Why Profunctors? Link to heading
The choice of profunctors over the traditional Van Laarhoven (CPS-based) encoding used in the heavy lens library is a strategic trade-off. Van Laarhoven lenses rely on Const and Identity functors to trick the type system into performing get and set operations. While elegant, they can produce massive type-level signatures that are difficult for beginners to debug.
Profunctor-based optics, as implemented in prolens, are more “honest.” They map directly to the transformation of a function. A Profunctor p is a mapping that supports dimap :: (a' -> a) -> (b -> b') -> p a b -> p a' b'. This makes the logic of “zoom-in” and “zoom-out” explicit in the types.
Common Pitfalls and Performance Link to heading
A common pitfall for those transitioning from C# is treating lenses as “pointers.” In C#, if you get a reference to a property, you might mutate it in place. In Haskell, lenses do not mutate; they return a new copy of the structure. When dealing with large records, this might seem inefficient. However, because Haskell uses structural sharing, updating a single field in a large record does not copy the entire object tree—it only copies the spine of the record leading to the modified field.
One edge case to watch for is “lens fragmentation.” If you create too many granular lenses, you may find yourself struggling with type inference. Always prefer Lens' (a lens where the structure doesn’t change type) over the more general Lens unless you are performing type-level transformations.

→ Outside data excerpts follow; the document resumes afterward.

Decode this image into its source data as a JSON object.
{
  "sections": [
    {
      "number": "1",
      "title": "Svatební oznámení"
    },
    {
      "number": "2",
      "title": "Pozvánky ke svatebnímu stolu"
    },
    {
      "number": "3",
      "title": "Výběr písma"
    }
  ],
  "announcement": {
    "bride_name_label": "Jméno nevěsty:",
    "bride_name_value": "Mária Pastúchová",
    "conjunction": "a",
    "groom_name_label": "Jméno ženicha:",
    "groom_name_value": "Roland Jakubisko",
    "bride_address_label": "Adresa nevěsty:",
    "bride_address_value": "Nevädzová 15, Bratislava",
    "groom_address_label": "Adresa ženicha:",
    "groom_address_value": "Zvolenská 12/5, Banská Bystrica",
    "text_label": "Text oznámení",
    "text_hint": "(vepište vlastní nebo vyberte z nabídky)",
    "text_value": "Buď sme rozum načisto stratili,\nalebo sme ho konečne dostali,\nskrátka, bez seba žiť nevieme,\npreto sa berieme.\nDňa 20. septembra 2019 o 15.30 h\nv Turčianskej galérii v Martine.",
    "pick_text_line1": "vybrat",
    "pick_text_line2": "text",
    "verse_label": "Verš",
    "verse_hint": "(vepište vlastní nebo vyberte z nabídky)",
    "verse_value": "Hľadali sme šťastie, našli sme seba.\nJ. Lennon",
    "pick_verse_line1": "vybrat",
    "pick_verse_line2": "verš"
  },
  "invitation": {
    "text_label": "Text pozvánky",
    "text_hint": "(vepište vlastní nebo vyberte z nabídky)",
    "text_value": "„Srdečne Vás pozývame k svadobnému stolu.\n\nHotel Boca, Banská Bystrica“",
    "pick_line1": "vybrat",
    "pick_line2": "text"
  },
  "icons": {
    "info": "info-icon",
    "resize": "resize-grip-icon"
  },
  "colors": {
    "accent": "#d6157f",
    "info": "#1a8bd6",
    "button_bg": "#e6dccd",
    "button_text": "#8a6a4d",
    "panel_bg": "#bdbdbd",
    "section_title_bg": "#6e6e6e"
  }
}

Trade-offs Link to heading
prolens is not a drop-in replacement for the full lens library. It lacks the massive suite of operators (^., .~, %~, %%~) and the advanced support for traversals and isomorphisms. However, for a senior engineer, this is a feature, not a bug. By using prolens, you force your team to understand how the optics work rather than relying on a “magic” library that handles complex state updates implicitly.
If your project requires high-performance optics with minimal compile-time overhead, prolens is an excellent choice. It provides the necessary primitives to build what you need without the cognitive load of a 50,000-line dependency.